Uglification -- yes, that seems like the right word. The lawsuit documents -- taken at face value anyway -- make for a fairly ugly picture on both sides.

But rather than focus solely on the star players, let's pull out for the long shot and try bring the broader issues into focus.

Perhaps the late Sergio Leone's film work can help us.

While reading the Viacom and Google documents, I inexplicably found myself thinking about Leone's 1966 film masterpiece "Il Buono, il Brutto, il Cattivo" (U.S. title: "The Good, the Bad and the Ugly") -- one of my favorite films.

Vastly more than a simple Western, GBU is an intense portrait of very different, very human, and certainly imperfect individuals in the chaos of a rapidly changing world -- by necessity working together toward a common goal of gold -- while at times also trying to kill each other. Highly recommended. Do watch it if you can.
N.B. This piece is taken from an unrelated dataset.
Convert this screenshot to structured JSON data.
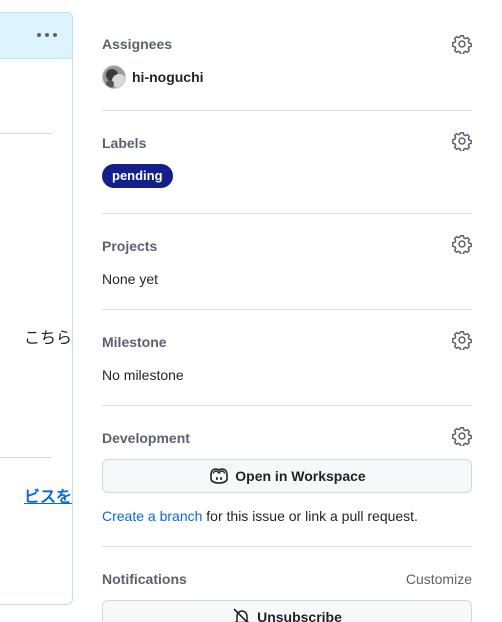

A fascinating aspect of the film's three main characters is that even while doing things that are clearly dishonorable at best -- and in some cases far worse, they are not merely black and white caricatures. They all exhibit aspects of ugly, good, and bad -- and a large dose of opportunism -- driving their actions forward through the storm of events (in this case the Civil War) surrounding them.
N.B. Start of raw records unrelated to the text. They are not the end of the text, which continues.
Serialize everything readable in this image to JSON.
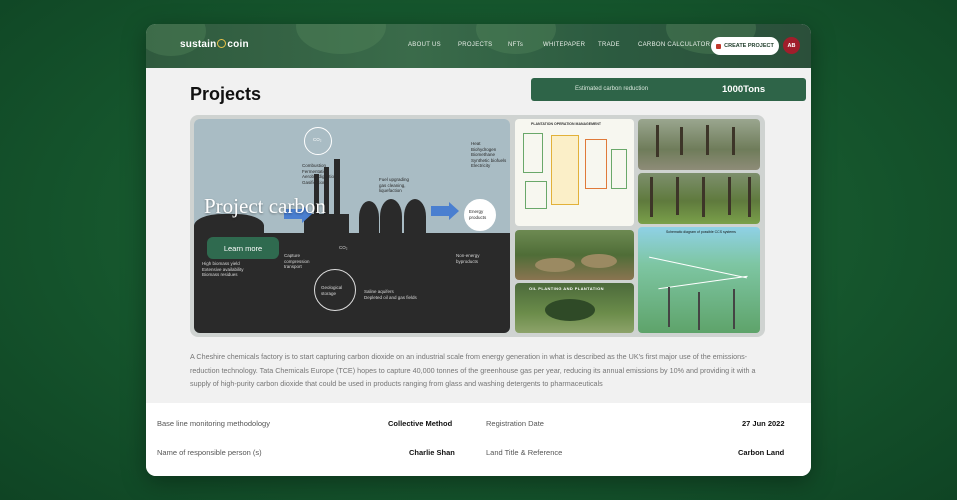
{
  "app": {
    "logo_left": "sustain",
    "logo_right": "coin"
  },
  "nav": {
    "items": [
      {
        "label": "ABOUT US"
      },
      {
        "label": "PROJECTS"
      },
      {
        "label": "NFTs"
      },
      {
        "label": "WHITEPAPER"
      },
      {
        "label": "TRADE"
      },
      {
        "label": "CARBON CALCULATOR"
      }
    ],
    "create_label": "CREATE PROJECT",
    "avatar_initials": "AB"
  },
  "page": {
    "title": "Projects"
  },
  "carbon": {
    "label": "Estimated carbon reduction",
    "value": "1000Tons"
  },
  "gallery": {
    "project_name": "Project carbon",
    "learn_more": "Learn more",
    "main_diagram": {
      "co2_top": "CO₂",
      "process": "Combustion\nFermentation\nAerobic digestion\nGasification",
      "upgrade": "Fuel upgrading\ngas cleaning,\nliquefaction",
      "products": "Heat\nBiohydrogen\nBiomethane\nSynthetic biofuels\nElectricity",
      "energy": "Energy\nproducts",
      "biomass": "High biomass yield\nExtensive availability\nBiomass residues",
      "capture": "Capture\ncompression\ntransport",
      "co2_mid": "CO₂",
      "storage": "Geological\nstorage",
      "aquifers": "Saline aquifers\nDepleted oil and gas fields",
      "nonenergy": "Non-energy\nbyproducts"
    },
    "thumbs": {
      "plantation_title": "PLANTATION OPERATION MANAGEMENT",
      "banner": "OIL PLANTING AND PLANTATION",
      "ccs_title": "Schematic diagram of possible CCS systems"
    }
  },
  "description": "A Cheshire chemicals factory is to start capturing carbon dioxide on an industrial scale from energy generation in what is described as the UK's first major use of the emissions-reduction technology. Tata Chemicals Europe (TCE) hopes to capture 40,000 tonnes of the greenhouse gas per year, reducing its annual emissions by 10% and providing it with a supply of high-purity carbon dioxide that could be used in products ranging from glass and washing detergents to pharmaceuticals",
  "details": {
    "methodology_label": "Base line monitoring methodology",
    "methodology_value": "Collective Method",
    "registration_label": "Registration Date",
    "registration_value": "27 Jun 2022",
    "person_label": "Name of responsible person (s)",
    "person_value": "Charlie Shan",
    "land_label": "Land Title & Reference",
    "land_value": "Carbon Land"
  }
}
Today we're long past the Civil War, but we're well enmeshed in the Internet Content Wars.

Computing and Internet technologies have rendered fundamentally impotent the duplication and distribution cost elements that traditionally have protected copyrighted audio and video works, by virtue of it previously being inconveniently expensive in most cases to routinely obtain such materials from other than "official" sources.
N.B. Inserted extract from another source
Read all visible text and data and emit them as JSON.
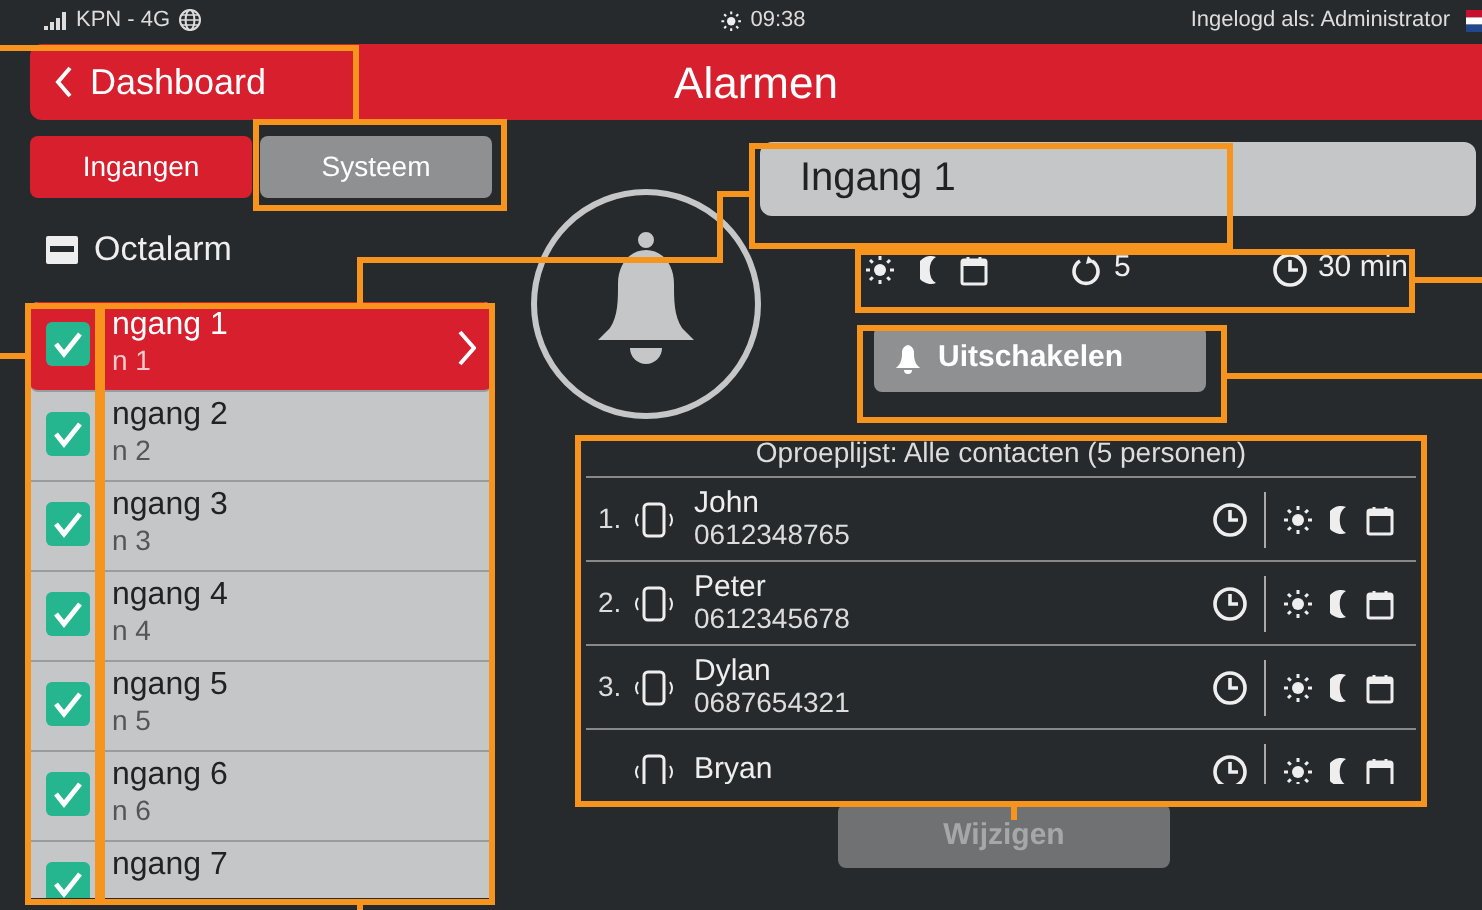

But as I noted in Copyright: Dead Man Walking, the copyright game has fundamentally changed, and no amount of nostalgia for the "good old days" will put that genie back into his bottle.

As in Leone's GBU vision of the Civil War, there are chaotic aspects to the Content Wars as well. Some countries, including Western ones like Australia and New Zealand, are implementing ludicrous attempts at content filtering (China's censorship we already know about, of course.) Criminal convictions have taken place against Google executives over YouTube content in Italy. Google insists (correctly, in my opinion) that YouTube properly adheres to the U.S. DMCA and that YouTube's content fingerprinting system helps avoid copyright abuse.

But calls to pre-screen YouTube content before making it publicly available have been rising. Such screening procedures are completely impractical given the rate of YouTube uploads (currently running at something like 24 hours of video uploaded per real-time minute, and rising fast) -- even if it was straightforward to untangle myriad fair-use and other related issues associated with user-submitted video clips -- which definitely isn't the case. And on and on ...

Governor Tarkin said to Darth Vader: "This bickering is pointless."

And so it is. Ending the global Content Wars will not happen overnight. Perhaps we're looking at some sort of War Without End as domestic sensibilities conflict with an inherently borderless Internet. Perhaps. But I don't believe that such an unproductive course is inevitable.

There may be enough dirt to go around in Viacom vs. YouTube. Yet I would argue that cooperation is the naturally most beneficial state for entities such as Google/YouTube and Viacom. The time, money, and human energy being wasted in battles like this is disgraceful and toxic.

Search engines, content aggregators, content providers, content producers, and the other various aspects of the Internet content ecosystem -- they, and Internet consumers as well of course, all have chords to play in this vast symphony of technology and creativity.

Future historians may look back on this period of the Internet's genesis and chuckle at our naivete. "How could those ancients have possibly thought that they could keep obsolete concepts of copyright and content control alive in the face of the revolution represented by the Internet, even way back then?"

At the end of Leon's GBU, two of the main protagonists, one of whom is -- well, "hanging around" at the time -- "agree" to share the proceeds of their long quest. "Four for you ... and four for me!"

There was plenty to go around. And there still is.